The problem is that those are a really vague and metaphorical 4-5 lines so it's hard to argue against somebody projecting whatever the hell meaning they want on to it.
I'd argue that "agile" where I have done it and it worked well is at its core about tightening up OODA loops - with code (refactoring+tests+iterative improvements), with customer interaction (frequent interaction/experiment driven tests), with team organization (retros, adapting team processes).
Feedback loops are, however, not mentioned once in the philosophy and neither are any concrete examples of "agile" or "not agile".
Agile as a concept will stop being broken when people stop saying "to me, agile means X". Which will probably never happen - I suspect people will just stop talking about it one day and start using different terms for all the concrete steps that are sometimes filed under "agile" but which actually work.
That's a bit misleading. agilemanifesto.org also hosts a (still short, but way more concrete) Twelve Principles of Agile Software: https://agilemanifesto.org/principles.html
(Also worth noting that scrum and most of the best known agile methodologies predate the manifesto; the manifesto was formed from guiding principles of those methodologies, not the other way around: https://agilemanifesto.org/history.html)
It is the pseudoscience of Taylorism and 'Scientific management', not the manifesto, which is really just a repackaged form of modern organization theory.
How unsurprising, than, that every little town and village has their own folk religion built around those 4-5 sentences.
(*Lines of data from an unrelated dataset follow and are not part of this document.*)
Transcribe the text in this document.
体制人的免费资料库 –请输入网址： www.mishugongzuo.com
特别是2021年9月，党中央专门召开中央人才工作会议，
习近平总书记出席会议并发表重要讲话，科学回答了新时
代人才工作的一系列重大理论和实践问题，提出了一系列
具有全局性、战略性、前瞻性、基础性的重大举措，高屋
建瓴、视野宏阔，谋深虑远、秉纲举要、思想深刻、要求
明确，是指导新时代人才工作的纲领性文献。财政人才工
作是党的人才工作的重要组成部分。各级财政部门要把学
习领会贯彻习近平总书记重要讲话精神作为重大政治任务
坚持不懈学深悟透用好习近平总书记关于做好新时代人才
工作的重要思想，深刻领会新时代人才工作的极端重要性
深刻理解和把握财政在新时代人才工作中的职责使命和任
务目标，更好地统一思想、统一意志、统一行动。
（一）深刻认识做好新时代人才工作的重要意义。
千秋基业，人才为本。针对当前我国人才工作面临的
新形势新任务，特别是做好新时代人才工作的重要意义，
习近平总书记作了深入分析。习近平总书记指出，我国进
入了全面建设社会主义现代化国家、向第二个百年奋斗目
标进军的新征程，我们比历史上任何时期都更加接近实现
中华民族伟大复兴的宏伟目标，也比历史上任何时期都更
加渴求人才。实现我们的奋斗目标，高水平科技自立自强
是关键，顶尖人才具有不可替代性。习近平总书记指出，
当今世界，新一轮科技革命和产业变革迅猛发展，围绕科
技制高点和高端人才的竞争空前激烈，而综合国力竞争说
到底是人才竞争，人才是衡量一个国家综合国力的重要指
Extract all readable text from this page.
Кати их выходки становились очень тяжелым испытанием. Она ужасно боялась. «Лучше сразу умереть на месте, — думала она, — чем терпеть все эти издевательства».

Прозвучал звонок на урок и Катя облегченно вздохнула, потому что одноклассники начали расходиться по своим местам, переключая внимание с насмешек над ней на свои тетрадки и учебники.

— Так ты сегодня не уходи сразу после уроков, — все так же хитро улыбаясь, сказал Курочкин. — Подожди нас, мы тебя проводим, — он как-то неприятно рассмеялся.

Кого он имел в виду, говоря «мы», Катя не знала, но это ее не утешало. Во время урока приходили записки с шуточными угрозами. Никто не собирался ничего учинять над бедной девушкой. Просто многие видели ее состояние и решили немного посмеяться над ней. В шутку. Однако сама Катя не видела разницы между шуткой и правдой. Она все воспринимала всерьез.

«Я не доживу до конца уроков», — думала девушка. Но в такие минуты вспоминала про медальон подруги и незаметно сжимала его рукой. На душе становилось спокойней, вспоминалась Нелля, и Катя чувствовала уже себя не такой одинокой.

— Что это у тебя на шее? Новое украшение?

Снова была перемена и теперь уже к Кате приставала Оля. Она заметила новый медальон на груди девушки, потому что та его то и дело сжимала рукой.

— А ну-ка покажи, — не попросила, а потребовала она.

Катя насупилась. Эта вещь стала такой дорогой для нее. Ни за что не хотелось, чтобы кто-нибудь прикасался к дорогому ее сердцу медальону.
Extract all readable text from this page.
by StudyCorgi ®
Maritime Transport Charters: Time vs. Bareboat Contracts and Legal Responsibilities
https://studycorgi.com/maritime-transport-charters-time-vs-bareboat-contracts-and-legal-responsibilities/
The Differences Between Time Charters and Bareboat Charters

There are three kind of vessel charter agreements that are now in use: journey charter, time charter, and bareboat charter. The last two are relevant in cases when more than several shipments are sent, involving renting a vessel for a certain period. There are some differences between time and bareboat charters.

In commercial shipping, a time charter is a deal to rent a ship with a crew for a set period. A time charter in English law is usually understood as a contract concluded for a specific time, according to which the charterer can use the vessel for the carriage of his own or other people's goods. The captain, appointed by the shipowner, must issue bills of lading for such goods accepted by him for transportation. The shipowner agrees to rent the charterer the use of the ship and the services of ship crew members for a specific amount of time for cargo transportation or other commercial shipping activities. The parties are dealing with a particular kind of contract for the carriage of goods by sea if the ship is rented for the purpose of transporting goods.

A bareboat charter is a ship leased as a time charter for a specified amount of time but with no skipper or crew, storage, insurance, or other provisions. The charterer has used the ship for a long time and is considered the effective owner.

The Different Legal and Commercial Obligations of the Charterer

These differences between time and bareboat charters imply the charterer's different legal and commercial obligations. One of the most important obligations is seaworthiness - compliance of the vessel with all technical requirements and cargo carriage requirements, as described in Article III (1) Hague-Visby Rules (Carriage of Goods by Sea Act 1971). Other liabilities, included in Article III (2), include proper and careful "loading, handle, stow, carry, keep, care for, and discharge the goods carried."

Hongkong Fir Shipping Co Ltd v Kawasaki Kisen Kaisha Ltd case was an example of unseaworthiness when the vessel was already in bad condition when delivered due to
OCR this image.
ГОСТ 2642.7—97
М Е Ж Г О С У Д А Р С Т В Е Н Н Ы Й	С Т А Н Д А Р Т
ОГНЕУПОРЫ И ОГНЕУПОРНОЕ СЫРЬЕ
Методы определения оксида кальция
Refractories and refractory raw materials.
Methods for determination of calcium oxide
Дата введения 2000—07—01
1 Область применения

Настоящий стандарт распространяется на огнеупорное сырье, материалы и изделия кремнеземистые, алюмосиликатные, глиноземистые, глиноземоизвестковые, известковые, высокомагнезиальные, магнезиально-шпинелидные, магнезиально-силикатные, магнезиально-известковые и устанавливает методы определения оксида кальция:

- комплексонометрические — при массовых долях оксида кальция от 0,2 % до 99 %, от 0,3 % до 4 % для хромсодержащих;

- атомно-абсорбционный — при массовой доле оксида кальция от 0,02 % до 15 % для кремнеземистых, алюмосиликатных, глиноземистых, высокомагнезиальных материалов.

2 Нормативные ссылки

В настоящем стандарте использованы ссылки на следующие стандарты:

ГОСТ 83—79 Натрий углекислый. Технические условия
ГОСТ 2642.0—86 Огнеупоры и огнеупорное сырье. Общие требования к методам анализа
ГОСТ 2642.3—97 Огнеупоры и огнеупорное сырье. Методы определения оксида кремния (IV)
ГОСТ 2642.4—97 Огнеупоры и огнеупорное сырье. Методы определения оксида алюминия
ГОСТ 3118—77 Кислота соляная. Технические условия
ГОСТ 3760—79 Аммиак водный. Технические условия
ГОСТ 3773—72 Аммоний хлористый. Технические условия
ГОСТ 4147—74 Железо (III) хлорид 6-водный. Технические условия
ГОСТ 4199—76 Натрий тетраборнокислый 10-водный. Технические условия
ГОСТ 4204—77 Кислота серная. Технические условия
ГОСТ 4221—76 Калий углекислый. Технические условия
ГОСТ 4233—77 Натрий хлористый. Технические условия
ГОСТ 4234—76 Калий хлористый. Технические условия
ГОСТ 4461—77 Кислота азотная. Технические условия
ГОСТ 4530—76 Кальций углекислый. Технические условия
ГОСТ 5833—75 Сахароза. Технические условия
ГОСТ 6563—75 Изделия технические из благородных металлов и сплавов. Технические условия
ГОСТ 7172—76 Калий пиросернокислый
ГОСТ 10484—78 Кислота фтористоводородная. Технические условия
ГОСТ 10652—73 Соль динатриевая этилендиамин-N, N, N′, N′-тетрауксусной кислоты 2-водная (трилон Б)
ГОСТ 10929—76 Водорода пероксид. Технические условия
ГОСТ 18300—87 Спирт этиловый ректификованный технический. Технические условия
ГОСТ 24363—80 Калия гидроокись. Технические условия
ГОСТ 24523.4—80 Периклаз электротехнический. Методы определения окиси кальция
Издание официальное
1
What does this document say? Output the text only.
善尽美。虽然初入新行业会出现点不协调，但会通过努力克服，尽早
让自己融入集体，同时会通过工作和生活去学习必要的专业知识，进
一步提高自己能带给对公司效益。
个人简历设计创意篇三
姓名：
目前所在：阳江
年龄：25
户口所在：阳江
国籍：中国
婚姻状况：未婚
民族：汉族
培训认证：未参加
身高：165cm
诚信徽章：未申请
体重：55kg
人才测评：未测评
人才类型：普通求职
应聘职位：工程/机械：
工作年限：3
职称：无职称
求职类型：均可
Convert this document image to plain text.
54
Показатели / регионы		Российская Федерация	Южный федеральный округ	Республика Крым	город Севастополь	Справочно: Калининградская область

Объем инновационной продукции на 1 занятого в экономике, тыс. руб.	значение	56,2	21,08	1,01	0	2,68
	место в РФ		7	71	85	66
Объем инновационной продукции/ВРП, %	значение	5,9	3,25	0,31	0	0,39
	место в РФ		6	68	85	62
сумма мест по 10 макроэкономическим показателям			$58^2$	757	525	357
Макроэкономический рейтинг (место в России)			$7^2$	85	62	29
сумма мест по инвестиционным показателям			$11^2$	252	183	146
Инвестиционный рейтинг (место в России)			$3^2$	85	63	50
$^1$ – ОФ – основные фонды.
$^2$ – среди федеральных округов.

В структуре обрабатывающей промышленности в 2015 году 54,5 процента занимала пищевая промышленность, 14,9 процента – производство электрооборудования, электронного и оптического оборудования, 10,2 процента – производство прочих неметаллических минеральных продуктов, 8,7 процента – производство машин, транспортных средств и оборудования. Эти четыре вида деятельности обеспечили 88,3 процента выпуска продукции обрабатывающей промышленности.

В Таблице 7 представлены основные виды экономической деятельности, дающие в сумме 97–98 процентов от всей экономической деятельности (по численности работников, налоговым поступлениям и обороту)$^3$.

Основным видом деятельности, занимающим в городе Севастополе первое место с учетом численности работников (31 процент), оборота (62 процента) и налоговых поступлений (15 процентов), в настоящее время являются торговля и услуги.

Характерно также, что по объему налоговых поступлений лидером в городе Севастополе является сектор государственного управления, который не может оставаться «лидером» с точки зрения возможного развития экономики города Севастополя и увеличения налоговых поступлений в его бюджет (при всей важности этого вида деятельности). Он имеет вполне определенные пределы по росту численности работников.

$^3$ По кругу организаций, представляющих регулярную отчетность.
No wonder this topic is a holy war.
> Individuals and interactions over processes and tools
> Working software over comprehensive documentation
> Customer collaboration over contract negotiation
> Responding to change over following a plan
> That is, while there is value in the items on the right, we value the items on the left more.
The thing I think everyone has grown to universally despise is the cargo cult of “Scrum” that got bolted onto that.